We still do not know what dark matter is, but we can attack a line through an option. It is not, according to a theory proposed by the brilliant Stephen Hawking, a lot of small microscopic black holes.

In the most rigorous test of the theory to date, an international team led by researchers at the Kavli Institute of Physics and Mathematics of the Universe (IPMU) in Japan sought the telltale sign of tiny black holes, and the result was very damning.

Scientists were hunting for a special glow of stars in a nearby galaxy-the way light would appear to us if a black hole less than a tenth of an inch was passing in front of it.

A black hole of this size may seem ridiculous, but the concept actually stems from an elegant Hawking theory that was trying to solve our massive problem of dark matter.

The problem is this: Based on our observations of the gravitational forces at play in the Universe, we know that 85% of the mass out there is created by something we can not see and yet we do not directly detect.

In a 1971 article, Hawking expanded the theory of primordial black holes that had been proposed by scientists Yakov Borisovich Zel? Dovich and Igor Dmitriyevich Novikov in 1966.

Soon after the Big Bang, theory goes on, when the Universe arose, there might be regions of matter in the primordial soup that were denser than others – dense enough for gravitational collapse.

As the resulting black holes did not form in the stars, they could be much less massive – only 10-8 kg.

Now even a black hole has a lot of mass. A black hole with an event horizon of 0.1 millimeters in diameter would have a mass of more than 67 quintillion metric tons.

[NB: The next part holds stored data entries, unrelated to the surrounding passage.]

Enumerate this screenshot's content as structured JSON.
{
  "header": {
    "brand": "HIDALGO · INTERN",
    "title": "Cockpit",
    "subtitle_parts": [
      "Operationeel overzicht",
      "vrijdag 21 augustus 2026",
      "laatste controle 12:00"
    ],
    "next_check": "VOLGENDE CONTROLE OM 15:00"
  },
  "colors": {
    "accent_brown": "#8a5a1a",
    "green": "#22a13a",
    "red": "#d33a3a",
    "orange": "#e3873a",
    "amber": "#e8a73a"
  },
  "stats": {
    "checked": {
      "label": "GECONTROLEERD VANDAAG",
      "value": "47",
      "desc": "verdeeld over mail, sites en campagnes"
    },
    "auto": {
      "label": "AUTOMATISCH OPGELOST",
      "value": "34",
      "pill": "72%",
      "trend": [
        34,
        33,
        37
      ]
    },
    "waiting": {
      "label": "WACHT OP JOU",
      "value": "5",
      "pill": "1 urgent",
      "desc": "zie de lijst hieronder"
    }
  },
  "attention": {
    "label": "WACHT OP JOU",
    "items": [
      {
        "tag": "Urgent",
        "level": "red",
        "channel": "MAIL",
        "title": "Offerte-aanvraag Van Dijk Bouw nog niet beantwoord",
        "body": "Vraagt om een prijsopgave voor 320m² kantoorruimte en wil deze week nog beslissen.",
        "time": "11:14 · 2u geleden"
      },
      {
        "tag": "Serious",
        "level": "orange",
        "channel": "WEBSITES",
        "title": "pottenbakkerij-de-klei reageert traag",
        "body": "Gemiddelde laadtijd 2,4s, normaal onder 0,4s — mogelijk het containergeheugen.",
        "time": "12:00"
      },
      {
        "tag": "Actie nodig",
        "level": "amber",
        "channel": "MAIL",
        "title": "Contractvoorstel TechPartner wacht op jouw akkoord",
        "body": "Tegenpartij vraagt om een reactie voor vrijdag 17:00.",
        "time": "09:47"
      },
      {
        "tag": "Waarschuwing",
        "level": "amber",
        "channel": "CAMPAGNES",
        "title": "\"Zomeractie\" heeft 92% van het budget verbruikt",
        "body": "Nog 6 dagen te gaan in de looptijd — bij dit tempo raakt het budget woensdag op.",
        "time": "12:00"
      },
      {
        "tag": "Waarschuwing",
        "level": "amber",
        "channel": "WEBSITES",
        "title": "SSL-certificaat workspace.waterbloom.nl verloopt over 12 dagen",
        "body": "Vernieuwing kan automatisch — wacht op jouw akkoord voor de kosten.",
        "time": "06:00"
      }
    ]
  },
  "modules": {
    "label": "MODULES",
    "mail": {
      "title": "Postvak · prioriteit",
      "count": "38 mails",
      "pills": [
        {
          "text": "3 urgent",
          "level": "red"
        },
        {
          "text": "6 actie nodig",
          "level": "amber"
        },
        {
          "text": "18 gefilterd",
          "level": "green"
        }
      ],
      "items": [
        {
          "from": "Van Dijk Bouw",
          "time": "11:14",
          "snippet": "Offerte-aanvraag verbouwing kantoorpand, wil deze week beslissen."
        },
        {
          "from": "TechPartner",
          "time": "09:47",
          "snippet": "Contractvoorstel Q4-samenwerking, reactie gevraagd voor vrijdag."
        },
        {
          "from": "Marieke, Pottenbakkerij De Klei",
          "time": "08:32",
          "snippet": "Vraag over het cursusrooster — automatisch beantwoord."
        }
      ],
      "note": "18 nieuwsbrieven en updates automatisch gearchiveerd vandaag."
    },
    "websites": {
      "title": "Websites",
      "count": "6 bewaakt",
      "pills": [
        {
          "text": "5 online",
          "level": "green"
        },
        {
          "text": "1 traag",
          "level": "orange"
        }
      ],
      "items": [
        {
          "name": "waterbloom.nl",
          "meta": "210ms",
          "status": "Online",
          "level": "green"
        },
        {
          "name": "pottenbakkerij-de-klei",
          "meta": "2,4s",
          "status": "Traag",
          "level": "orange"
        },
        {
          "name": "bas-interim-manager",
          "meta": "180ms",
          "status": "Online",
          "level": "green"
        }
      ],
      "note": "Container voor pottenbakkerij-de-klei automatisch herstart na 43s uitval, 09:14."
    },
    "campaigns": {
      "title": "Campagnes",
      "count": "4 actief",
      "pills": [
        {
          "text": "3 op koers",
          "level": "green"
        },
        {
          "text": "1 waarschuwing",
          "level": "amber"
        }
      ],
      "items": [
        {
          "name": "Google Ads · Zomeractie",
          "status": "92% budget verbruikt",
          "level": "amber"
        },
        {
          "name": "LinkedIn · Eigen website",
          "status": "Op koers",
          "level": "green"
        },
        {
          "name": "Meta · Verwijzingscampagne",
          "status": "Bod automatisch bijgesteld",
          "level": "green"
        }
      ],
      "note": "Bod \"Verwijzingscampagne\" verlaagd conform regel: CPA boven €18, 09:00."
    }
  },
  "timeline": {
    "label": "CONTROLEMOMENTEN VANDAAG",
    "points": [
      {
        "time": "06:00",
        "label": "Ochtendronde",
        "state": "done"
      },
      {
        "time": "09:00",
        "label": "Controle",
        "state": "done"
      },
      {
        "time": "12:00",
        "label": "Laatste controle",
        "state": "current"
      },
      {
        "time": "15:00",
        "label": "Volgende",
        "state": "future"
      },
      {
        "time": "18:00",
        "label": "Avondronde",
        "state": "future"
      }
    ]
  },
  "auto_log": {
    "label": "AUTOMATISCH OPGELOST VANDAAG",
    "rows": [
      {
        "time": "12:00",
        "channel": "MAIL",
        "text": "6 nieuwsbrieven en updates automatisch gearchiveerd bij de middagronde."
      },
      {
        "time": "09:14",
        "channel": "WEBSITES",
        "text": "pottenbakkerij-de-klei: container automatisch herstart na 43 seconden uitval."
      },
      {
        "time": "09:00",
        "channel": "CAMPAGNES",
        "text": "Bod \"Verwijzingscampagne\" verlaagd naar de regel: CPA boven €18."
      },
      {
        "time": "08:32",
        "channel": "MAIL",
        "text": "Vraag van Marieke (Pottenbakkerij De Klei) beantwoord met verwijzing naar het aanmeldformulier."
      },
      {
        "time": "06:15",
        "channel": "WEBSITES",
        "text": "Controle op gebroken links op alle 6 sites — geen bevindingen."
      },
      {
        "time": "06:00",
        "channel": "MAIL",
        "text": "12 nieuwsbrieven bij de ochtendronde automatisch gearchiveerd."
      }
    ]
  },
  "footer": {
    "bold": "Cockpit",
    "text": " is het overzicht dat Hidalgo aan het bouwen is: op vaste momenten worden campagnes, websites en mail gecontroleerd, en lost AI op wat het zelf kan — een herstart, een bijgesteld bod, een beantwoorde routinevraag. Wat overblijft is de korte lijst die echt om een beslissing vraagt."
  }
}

So if there were a lot of those tiny black holes out there – and they had not evaporated because of Hawking's radiation – they could possibly explain the mass we can not see.

And if there were a lot of those black holes out there, running at the tremendous speeds calculated by Hawking, we could see them curving the light of the objects they move in front, an effect called a gravitational lens.

It is this effect that the team focused its efforts. Using Hyper Suprime Cam at the Subaru Telescope in Mauna Kea, Hawaii, researchers from Japan, India and the United States observed the entire Andromeda galaxy, capturing 190 consecutive images in a total of seven hours.

If a primordial black hole moves between us and a star, the star is expected to flash and light for a few minutes to hours, while the black hole's gravity increases its light.

The team predicted that the abundance of smaller black holes than the Moon needed to produce the dark matter effect would result in about 1,000 lens events.

But the observations produced only one potential event – which means that primordial black holes can account for no more than 0.1% of dark matter. (A study last year found that primordial black holes could not account for more than 40% of dark matter.)

Which, in fact, means that dark matter is not made of small black holes.

It is unlikely to be the last nail in the coffin of theory – after all, scientists like to be extremely thorough. But so far, primordial black holes are a no, and we have to look for dark matter elsewhere.

The research was published in Astronomy of Nature.